The autonomous challenge’s mission is to autonomously navigate and traverse obstacles, and scan AR tags.

One of the subsystems in RoSE that focuses on the Autonomous challenge is called the Autonomy Subsystem, which I am part of. I am one of the programmers of this team that implements software components to meet interface requirements.

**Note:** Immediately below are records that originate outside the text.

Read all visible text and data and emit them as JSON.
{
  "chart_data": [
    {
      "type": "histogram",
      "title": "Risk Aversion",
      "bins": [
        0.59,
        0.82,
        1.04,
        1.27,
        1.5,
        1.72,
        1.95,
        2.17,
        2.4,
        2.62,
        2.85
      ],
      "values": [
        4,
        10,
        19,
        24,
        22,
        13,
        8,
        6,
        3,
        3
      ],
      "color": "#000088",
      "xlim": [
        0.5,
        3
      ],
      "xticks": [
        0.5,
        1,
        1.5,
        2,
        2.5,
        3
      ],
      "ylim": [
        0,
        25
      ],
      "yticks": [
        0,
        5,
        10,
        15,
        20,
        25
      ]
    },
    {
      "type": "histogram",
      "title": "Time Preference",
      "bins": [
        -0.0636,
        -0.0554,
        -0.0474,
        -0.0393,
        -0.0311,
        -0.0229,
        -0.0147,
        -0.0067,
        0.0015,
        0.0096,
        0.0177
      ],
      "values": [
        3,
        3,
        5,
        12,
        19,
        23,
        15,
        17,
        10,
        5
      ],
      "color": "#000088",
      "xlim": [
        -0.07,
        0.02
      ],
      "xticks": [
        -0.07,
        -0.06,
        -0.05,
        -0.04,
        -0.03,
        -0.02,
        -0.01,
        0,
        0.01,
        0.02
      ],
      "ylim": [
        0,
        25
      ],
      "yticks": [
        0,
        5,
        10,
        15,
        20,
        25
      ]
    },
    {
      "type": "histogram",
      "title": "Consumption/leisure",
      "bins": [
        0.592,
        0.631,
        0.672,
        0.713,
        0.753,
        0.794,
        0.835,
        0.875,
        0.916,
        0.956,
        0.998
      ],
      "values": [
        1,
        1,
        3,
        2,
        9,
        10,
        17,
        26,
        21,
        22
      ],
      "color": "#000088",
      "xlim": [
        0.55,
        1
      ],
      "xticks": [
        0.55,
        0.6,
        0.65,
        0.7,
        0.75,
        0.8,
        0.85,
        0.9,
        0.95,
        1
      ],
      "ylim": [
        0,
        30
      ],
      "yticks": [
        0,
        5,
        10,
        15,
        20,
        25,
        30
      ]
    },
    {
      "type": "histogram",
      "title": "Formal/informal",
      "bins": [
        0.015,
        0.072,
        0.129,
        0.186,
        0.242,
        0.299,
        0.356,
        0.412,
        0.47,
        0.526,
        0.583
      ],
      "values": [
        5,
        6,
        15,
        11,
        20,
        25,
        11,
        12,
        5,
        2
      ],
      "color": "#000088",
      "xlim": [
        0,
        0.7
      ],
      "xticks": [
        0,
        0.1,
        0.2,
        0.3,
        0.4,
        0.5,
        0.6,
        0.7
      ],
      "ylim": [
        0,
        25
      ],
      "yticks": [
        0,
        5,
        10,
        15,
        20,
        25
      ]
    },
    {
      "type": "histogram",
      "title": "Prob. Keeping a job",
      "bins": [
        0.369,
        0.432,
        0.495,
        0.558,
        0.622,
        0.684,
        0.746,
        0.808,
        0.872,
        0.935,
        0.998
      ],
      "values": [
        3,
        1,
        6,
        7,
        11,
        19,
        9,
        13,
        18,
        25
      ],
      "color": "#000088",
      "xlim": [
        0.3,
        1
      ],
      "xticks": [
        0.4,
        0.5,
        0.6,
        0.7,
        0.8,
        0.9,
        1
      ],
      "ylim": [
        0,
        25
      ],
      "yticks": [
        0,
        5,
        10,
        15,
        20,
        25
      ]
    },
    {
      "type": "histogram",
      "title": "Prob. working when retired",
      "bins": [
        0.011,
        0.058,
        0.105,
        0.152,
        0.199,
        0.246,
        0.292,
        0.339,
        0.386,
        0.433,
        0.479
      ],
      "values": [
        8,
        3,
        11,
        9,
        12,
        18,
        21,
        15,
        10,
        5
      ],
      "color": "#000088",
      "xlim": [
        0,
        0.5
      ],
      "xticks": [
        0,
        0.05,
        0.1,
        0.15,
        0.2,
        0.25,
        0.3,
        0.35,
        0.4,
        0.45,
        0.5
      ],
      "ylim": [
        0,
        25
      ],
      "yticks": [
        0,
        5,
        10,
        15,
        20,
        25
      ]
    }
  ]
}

I was able to work on a GPS adapter that converts GPS coordinates to cartesian. Here’s a part of the code that I’ve worked on:

//GPSAdapter.cpp

GPSAdapter::~GPSAdapter() {

}

void GPSAdapter::updateInitialGPSPosition(GPSPosition p){
    latInitial = p.lat;
    lonInitial = p.lon;
}

Position GPSAdapter::getPositionAtGPSPosition(GPSPosition p){
    Position pos{p.lat, p.lon};
    
    std::array<double, 2> cartesianPosition = wgs84::toCartesian(WGS84Reference:{latInitial, lonInitial}, WGS84Position:{p.lat, p.lon});
    pos.x = cartesianPosition[0];
    pos.z = cartesianPosition[1];
    
    return pos;
}

I also was able to work on creating a prototype computer vision that detects Aruco Tags using OpenCV. Here are some pictures of the prototype I made:

Conclusion

Since we are the first-ever rover team at the University of Hawai’i at Manoa (UHM) which just started last year, Spring 2021, we are challenged in a lot of different aspects in establishing a new research and competition team. It was difficult to figure out the steps that we have to work on as we have no prior established work and we have to go from scratch. Luckily, for my subsystem, we are consist of students that are into space-related projects and had some previous experiences, and the others have programming experiences that both helped our team in creating our plan of attack for the whole school year to create working autonomous navigation, localization, and obstacle-detection software package before the competition in June 2022.